For the baselines, we have developed a network with a two-stacked LSTM layers followed by two linear layers. We compared out model with BERT, where uses the ‘bert-base-chinese’ pre-trained model. Each of these two models where trained for 100 epochs, using AdmaW optimiser with the learning rates of 1e-3 and 5e-5, respectively. For WS-VAE-BERT (Chen and Yang, 2021), we followed the source code provided in the paper. For replicating the document level labels, when a segment within the sequence of segments contained a socio-cultural norm, we labeled them 1, otherwise 0. We trained SetFit (Hong et al., 2022) by following the online instructions on their GitHub repository 111https://github.com/huggingface/setfit.
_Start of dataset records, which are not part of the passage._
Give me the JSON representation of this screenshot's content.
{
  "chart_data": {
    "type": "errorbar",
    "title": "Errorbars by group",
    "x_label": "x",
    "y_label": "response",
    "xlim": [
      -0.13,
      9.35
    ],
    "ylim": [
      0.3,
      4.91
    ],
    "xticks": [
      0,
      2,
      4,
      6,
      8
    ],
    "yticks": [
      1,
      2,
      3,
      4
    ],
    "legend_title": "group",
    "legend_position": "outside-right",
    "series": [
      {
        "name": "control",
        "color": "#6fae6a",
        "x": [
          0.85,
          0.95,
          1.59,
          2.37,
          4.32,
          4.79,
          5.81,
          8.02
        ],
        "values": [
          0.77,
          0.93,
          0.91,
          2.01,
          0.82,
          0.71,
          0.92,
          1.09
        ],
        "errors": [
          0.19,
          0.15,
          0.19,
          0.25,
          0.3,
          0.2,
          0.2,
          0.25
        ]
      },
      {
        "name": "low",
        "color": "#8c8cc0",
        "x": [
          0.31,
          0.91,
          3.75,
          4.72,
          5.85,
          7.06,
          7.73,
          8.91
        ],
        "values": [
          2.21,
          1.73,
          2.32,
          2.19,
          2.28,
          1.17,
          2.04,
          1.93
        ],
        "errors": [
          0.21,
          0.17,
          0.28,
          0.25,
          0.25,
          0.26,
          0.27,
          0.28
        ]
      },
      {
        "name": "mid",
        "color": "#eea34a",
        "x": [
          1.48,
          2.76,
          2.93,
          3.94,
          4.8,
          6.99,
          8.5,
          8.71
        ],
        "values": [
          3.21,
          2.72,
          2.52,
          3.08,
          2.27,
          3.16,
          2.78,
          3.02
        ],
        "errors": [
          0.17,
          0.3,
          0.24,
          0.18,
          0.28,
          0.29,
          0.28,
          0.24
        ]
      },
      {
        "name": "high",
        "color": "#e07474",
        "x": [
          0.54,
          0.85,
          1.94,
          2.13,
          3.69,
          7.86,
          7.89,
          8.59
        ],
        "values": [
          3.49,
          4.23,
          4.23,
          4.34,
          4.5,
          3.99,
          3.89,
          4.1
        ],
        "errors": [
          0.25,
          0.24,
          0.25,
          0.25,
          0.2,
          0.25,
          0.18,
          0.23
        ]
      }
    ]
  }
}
Figure 4 shows the variations of our model, which we used in for the ablation study.
GPT-3 (Brown et al., 2020) was used by incorporating the list of socio-cultural norms into the prompt as well as dialogues, and asking to generate the corresponding label. Our experiments on GPT-3 showed that using random examplars from the training set of LDC2022E20 results in a decrease in the performance. The LDC2022E20 dataset is the copyrighted property of (c) 2022 Trustees of the University of Pennsylvania and has been used for research purposes in CCU program. This dataset was developed to help models to identify socio-cultural norms in courses of dialogues.
In all of our experiments we used a fix random seed, hence all results are reported based on single-run of the models.